Sendo filha única, nunca tive com quem dividir as atenções dos meus pais, pelo que este é um tema que não domino em “pele própria”. Mas lembro-me de os meus amigos de infância e de adolescência, quase todos com irmãos, se queixarem de ser os “patinhos feios” das suas casas. De, independentemente de serem os filhos mais velhos, novos ou do meio, sentirem que os seus pais preferiam sempre um dos irmãos. De se sentirem menos acarinhados, menos protegidos, menos desculpados, menos amados.

Nunca foi coisa que me preocupasse.

Até que fiquei grávida da minha segunda filha. Porque foi logo ali, naquele risquinho rosa que apareceu no teste de gravidez, que eu dei por mim a pensar se seria capaz de amar outra criança com a mesma intensidade com que amava aquela que já tinha nos braços. Parecia-me uma impossibilidade, para ser franca. Eu desejava tremendamente aquele novo bebé, mas parecia-me totalmente inviável conseguir voltar a amar tanto, tanto, tanto, como eu amava a minha filha mais velha.

A gravidez foi avançando, a minha alegria por voltar a ser mãe foi crescendo, mas a dúvida manteve-se até ao momento em que entrei na sala de partos. “E seu tiver um filho preferido?”. Bastou, no entanto, que aquela bebé gordinha e perfeita pousasse no meu peito para que eu soubesse que sim, que a amava com a mesma intensidade com que tinha amado a primeira quando ela nasceu.

Quando engravidei dos meus filhos gémeos, a questão não se colocou. Aí, eu já sabia que o coração de mãe tem a capacidade milagrosa de amar em igual escala todos os filhos, independentemente de serem dois, quatro ou dez. O amor é igual, tal como o são o carinho, a saudade, a preocupação, a vontade imensa de os ter sempre por perto.

Não significa isto que não tenhamos relações diferentes com os nossos filhos. Um filho é alguém com personalidade própria, com comportamentos, atitudes, pensamentos e convicções. E, logo, um filho é alguém que pode estar mais ou menos em sintonia com a nossa própria forma de ser. E parece-me que é precisamente aqui que reside a grande confusão que origina a tal história do “filho preferido”.

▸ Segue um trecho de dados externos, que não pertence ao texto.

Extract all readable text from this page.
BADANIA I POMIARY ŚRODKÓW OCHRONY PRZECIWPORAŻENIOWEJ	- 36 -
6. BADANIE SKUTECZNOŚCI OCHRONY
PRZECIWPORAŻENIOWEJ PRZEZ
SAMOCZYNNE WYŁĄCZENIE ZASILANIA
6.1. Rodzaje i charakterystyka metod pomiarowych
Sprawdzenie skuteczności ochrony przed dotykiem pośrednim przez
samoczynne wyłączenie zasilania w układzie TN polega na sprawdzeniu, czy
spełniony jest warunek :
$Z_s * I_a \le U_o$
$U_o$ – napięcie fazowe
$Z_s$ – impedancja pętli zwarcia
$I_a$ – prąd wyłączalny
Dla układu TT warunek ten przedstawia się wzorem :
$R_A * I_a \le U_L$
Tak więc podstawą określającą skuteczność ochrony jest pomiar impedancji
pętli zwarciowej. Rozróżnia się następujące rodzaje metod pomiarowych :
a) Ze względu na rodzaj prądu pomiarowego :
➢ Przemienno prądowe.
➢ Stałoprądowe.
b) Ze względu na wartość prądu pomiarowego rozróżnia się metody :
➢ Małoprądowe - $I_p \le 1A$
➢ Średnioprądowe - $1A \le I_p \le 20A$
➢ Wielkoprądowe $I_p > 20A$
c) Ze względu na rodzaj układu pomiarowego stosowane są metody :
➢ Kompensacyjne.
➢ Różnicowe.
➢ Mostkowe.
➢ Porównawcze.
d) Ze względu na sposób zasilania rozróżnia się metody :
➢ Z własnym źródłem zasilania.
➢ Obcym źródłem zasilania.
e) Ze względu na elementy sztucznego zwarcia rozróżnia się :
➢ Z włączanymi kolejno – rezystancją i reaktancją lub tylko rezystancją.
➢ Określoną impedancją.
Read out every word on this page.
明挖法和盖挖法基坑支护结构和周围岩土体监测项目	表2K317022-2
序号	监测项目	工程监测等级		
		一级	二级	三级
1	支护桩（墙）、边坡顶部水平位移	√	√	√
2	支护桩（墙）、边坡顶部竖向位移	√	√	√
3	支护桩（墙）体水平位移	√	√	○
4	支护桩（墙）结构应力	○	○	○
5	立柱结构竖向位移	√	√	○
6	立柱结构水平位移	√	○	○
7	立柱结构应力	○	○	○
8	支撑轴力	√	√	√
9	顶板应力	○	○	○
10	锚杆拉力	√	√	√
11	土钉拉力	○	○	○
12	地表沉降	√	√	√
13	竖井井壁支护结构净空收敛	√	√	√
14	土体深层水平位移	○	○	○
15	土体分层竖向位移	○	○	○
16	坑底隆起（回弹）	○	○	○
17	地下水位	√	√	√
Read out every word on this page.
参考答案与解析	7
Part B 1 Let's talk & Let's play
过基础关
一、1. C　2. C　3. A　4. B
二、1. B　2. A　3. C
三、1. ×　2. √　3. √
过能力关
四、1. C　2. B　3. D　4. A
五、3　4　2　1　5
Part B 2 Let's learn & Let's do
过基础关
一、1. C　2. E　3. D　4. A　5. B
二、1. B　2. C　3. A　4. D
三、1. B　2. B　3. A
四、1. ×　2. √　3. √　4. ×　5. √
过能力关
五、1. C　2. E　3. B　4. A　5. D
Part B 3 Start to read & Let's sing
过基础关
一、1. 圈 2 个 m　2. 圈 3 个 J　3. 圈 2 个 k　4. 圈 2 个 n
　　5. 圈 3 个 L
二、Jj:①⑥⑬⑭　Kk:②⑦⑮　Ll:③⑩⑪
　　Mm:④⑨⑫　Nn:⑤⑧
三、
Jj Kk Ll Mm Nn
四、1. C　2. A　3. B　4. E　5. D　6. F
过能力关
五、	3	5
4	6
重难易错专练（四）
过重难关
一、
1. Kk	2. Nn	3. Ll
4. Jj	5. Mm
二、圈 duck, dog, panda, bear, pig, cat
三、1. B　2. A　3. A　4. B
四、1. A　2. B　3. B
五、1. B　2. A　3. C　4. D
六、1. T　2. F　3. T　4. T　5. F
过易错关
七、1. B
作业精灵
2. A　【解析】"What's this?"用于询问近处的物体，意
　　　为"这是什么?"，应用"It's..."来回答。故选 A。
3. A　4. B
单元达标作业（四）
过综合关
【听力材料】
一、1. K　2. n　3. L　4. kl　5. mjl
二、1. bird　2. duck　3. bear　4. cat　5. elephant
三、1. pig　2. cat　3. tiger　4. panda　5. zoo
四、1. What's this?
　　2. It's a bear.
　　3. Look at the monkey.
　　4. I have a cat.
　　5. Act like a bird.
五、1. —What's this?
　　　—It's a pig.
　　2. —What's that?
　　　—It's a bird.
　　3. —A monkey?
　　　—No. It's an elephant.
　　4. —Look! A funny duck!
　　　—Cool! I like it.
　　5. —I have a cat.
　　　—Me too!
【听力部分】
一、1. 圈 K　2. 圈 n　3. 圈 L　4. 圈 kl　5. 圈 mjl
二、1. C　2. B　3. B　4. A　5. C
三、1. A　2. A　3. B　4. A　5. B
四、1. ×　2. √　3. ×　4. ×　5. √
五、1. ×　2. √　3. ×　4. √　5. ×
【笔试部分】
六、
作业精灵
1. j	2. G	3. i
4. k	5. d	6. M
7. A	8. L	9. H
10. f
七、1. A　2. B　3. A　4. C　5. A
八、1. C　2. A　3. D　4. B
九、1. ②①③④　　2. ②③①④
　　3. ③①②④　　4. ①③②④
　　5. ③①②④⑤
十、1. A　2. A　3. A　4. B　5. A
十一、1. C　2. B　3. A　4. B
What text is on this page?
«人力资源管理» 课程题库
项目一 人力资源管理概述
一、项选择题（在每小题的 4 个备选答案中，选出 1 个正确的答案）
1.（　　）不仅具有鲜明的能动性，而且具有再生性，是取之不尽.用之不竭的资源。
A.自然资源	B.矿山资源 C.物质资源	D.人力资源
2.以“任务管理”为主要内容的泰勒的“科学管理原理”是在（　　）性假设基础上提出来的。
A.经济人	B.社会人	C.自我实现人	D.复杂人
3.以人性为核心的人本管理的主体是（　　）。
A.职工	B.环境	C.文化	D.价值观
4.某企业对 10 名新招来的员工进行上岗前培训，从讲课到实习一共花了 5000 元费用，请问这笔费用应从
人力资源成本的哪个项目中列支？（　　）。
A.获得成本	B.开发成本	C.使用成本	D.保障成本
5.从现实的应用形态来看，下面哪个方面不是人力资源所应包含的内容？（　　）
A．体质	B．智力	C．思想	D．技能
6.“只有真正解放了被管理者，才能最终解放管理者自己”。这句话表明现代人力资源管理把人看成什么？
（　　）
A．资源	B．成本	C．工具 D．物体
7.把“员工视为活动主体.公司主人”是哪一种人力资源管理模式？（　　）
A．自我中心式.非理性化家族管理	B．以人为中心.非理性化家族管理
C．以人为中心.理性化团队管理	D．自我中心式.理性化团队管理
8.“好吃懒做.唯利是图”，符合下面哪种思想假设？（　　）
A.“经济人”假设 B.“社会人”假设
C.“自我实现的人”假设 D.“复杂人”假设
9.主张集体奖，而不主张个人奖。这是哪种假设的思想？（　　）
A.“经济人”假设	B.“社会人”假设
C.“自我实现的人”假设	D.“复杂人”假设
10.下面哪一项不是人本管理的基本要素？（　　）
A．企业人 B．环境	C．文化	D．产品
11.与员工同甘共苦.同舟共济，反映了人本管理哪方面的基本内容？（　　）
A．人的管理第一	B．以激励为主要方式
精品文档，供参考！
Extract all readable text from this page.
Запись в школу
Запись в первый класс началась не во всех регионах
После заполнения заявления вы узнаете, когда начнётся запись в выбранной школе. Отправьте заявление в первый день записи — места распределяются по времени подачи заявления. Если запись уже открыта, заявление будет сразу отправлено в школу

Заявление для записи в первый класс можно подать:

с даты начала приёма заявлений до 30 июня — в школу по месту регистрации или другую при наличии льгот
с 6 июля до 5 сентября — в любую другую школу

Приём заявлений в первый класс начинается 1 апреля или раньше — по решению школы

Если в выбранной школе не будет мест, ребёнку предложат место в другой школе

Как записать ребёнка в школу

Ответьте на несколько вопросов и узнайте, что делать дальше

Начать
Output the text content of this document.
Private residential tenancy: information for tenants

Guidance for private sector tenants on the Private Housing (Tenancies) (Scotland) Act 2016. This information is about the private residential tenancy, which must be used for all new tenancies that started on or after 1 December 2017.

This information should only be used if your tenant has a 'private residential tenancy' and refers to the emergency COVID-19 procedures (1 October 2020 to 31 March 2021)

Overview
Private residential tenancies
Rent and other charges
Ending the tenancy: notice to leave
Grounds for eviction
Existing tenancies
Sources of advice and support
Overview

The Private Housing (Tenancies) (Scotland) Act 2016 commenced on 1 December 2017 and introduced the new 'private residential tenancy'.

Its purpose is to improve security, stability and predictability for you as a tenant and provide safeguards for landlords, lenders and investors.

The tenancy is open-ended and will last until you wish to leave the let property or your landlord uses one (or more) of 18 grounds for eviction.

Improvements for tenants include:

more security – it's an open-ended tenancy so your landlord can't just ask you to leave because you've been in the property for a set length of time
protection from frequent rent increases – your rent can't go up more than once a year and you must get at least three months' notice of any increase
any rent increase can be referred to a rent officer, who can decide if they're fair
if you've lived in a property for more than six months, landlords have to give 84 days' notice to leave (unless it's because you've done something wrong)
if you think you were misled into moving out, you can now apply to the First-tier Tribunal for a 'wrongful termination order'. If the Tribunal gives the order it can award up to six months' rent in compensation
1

A minha filha mais velha, apesar de ter apenas (ou já…) 13 anos, sempre foi uma criança muito madura. Com pensamentos muito crescidos e elaborados. Muito diferente da sua irmã, que é infantil, sonhadora e ingénua. Quer isto dizer que me habituei, desde cedo, a conversar muito com a mais velha. A confidenciar-lhe situações da minha vida e a desabafar temas que, se eu contasse à minha outra filha, a fariam simplesmente sorrir e dizer-me algo como: “não tens dinheiro? Deixa lá isso, alguma fada há-de colocar uma nota debaixo da tua almofada”.

Tenho relações muito diferentes com os meus quatro filhos. Com a mais velha, converso muito sobre temas ditos sérios. Com a do meio, sou levada a abusar dos mimos e das brincadeiras ingénuas. Com os mais novos, divido-me entre conversas sobre as curiosidades do mundo e as orientações para que, nas suas aventuras pelo nosso bairro, não esfolem os joelhos. Isto fica mais claro se disser que todos os meses compro uma revista de informática para a mais velha, uma de “artistas pop” para a do meio e outra de carros para os mais novos. Basicamente, os meus filhos são todos tão diferentes quanto as revistas que leem.

Não faz isto com que eu “prefira” algum deles. Não gosto especialmente de gadgets informáticos, mas ouço atentamente os relatos da mais velha sobre as novas aplicações que ela vai descobrindo sei lá onde. Também não sou fanática por tendências de moda, mas fico a par de todas aquelas que a minha filha do meio me põe à frente dos olhos. E confesso que não acho a menor graça a bicicletas, mas ajudo os meus filhos a procurar vídeos de BMX e afins por esta internet fora. É um “esforço sem força”, como diria uma amiga minha, que nos aproxima nestas gigantescas diferenças.

Ter um filho preferido, para mim, não significa valorizar um deles – mas antes preterir os restantes. E, tirando algumas exceções que não consigo sequer calcular, vejo como impossível que uma mãe (ou um pai) consiga alguma vez fazer a mais difícil das escolhas: a do filho que mais ama.